Emily Olivares (she/her/ella) is the Associate Director of Small Business at UWSCMI.
Here at United Way of South Central Michigan (UWSCMI), we invest in small businesses.
We believe it is one of the most powerful ways to support ALICE (Asset Limited, Income Constrained, Employed) families. Small businesses create local and accessible jobs, often offer flexible employment, keep dollars in the community, serve as neighborhood anchors, and provide opportunities for ALICE entrepreneurs to generate income and build assets. Through our Kalamazoo Micro-Enterprise Grant (KMEG) program, we provide $5,000 microgrants to small businesses within the City of Kalamazoo. In the past five years, we have invested $2.5 million in 501 small businesses to support our local economy through the KMEG process.
In early 2025, we partnered with Restorative Economics Group, a research firm based in Jackson, to help us understand the impact KMEG has had in our community in the last five years. Through this evaluation process, three long-term impact themes emerged:
- Employment & Sales Growth: KMEG enabled businesses to make foundational investments in equipment, marketing, and operational goal capacity which allowed businesses to have long-term growth.

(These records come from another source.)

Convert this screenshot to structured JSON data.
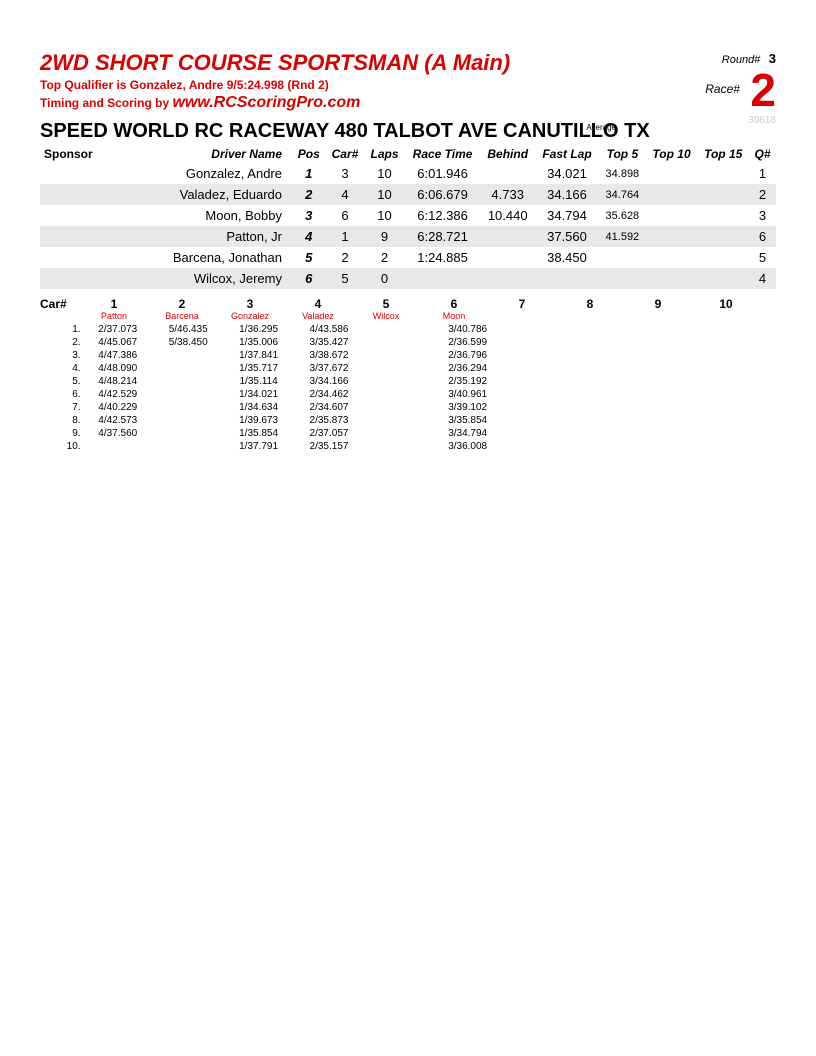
{
  "header": {
    "title": "2WD SHORT COURSE SPORTSMAN (A Main)",
    "qualifier": "Top Qualifier is Gonzalez, Andre 9/5:24.998 (Rnd 2)",
    "timing_prefix": "Timing and Scoring by ",
    "timing_site": "www.RCScoringPro.com",
    "round_label": "Round#",
    "round_val": "3",
    "race_label": "Race#",
    "race_val": "2",
    "venue": "SPEED WORLD RC RACEWAY 480 TALBOT AVE CANUTILLO TX",
    "idnum": "39618",
    "avg_label": "Average"
  },
  "results": {
    "columns": [
      "Sponsor",
      "Driver Name",
      "Pos",
      "Car#",
      "Laps",
      "Race Time",
      "Behind",
      "Fast Lap",
      "Top 5",
      "Top 10",
      "Top 15",
      "Q#"
    ],
    "rows": [
      {
        "sponsor": "",
        "driver": "Gonzalez, Andre",
        "pos": "1",
        "car": "3",
        "laps": "10",
        "time": "6:01.946",
        "behind": "",
        "fast": "34.021",
        "t5": "34.898",
        "t10": "",
        "t15": "",
        "q": "1",
        "shade": false
      },
      {
        "sponsor": "",
        "driver": "Valadez, Eduardo",
        "pos": "2",
        "car": "4",
        "laps": "10",
        "time": "6:06.679",
        "behind": "4.733",
        "fast": "34.166",
        "t5": "34.764",
        "t10": "",
        "t15": "",
        "q": "2",
        "shade": true
      },
      {
        "sponsor": "",
        "driver": "Moon, Bobby",
        "pos": "3",
        "car": "6",
        "laps": "10",
        "time": "6:12.386",
        "behind": "10.440",
        "fast": "34.794",
        "t5": "35.628",
        "t10": "",
        "t15": "",
        "q": "3",
        "shade": false
      },
      {
        "sponsor": "",
        "driver": "Patton, Jr",
        "pos": "4",
        "car": "1",
        "laps": "9",
        "time": "6:28.721",
        "behind": "",
        "fast": "37.560",
        "t5": "41.592",
        "t10": "",
        "t15": "",
        "q": "6",
        "shade": true
      },
      {
        "sponsor": "",
        "driver": "Barcena, Jonathan",
        "pos": "5",
        "car": "2",
        "laps": "2",
        "time": "1:24.885",
        "behind": "",
        "fast": "38.450",
        "t5": "",
        "t10": "",
        "t15": "",
        "q": "5",
        "shade": false
      },
      {
        "sponsor": "",
        "driver": "Wilcox, Jeremy",
        "pos": "6",
        "car": "5",
        "laps": "0",
        "time": "",
        "behind": "",
        "fast": "",
        "t5": "",
        "t10": "",
        "t15": "",
        "q": "4",
        "shade": true
      }
    ]
  },
  "cars": {
    "label": "Car#",
    "nums": [
      "1",
      "2",
      "3",
      "4",
      "5",
      "6",
      "7",
      "8",
      "9",
      "10"
    ],
    "drivers": [
      "Patton",
      "Barcena",
      "Gonzalez",
      "Valadez",
      "Wilcox",
      "Moon",
      "",
      "",
      "",
      ""
    ]
  },
  "laps": {
    "rows": [
      {
        "n": "1.",
        "c": [
          "2/37.073",
          "5/46.435",
          "1/36.295",
          "4/43.586",
          "",
          "3/40.786",
          "",
          "",
          "",
          ""
        ]
      },
      {
        "n": "2.",
        "c": [
          "4/45.067",
          "5/38.450",
          "1/35.006",
          "3/35.427",
          "",
          "2/36.599",
          "",
          "",
          "",
          ""
        ]
      },
      {
        "n": "3.",
        "c": [
          "4/47.386",
          "",
          "1/37.841",
          "3/38.672",
          "",
          "2/36.796",
          "",
          "",
          "",
          ""
        ]
      },
      {
        "n": "4.",
        "c": [
          "4/48.090",
          "",
          "1/35.717",
          "3/37.672",
          "",
          "2/36.294",
          "",
          "",
          "",
          ""
        ]
      },
      {
        "n": "5.",
        "c": [
          "4/48.214",
          "",
          "1/35.114",
          "3/34.166",
          "",
          "2/35.192",
          "",
          "",
          "",
          ""
        ]
      },
      {
        "n": "6.",
        "c": [
          "4/42.529",
          "",
          "1/34.021",
          "2/34.462",
          "",
          "3/40.961",
          "",
          "",
          "",
          ""
        ]
      },
      {
        "n": "7.",
        "c": [
          "4/40.229",
          "",
          "1/34.634",
          "2/34.607",
          "",
          "3/39.102",
          "",
          "",
          "",
          ""
        ]
      },
      {
        "n": "8.",
        "c": [
          "4/42.573",
          "",
          "1/39.673",
          "2/35.873",
          "",
          "3/35.854",
          "",
          "",
          "",
          ""
        ]
      },
      {
        "n": "9.",
        "c": [
          "4/37.560",
          "",
          "1/35.854",
          "2/37.057",
          "",
          "3/34.794",
          "",
          "",
          "",
          ""
        ]
      },
      {
        "n": "10.",
        "c": [
          "",
          "",
          "1/37.791",
          "2/35.157",
          "",
          "3/36.008",
          "",
          "",
          "",
          ""
        ]
      }
    ]
  }
}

- Sustained Local Economic and Community Investment: Business owners consistently reinvested funds into our community by prioritizing local vendors, suppliers, and service providers—keeping those dollars right here in Kalamazoo.
- Enhanced Business & Strategic Confidence: Receiving the grant boosted the business owner's confidence, which helped them ground themselves and move from survival-mode decision-making to proactive, growth-oriented planning.
While these are outcomes to be celebrated, lasting impact doesn't happen within a single grant cycle. It's created through our collective commitment to investing in our small businesses and communities.
Our call to action is this: When deciding where to spend your money, invest locally and beyond Small Business Saturday – in Kalamazoo and in communities all across our region.
You’re not only supporting small businesses; you are investing in your community.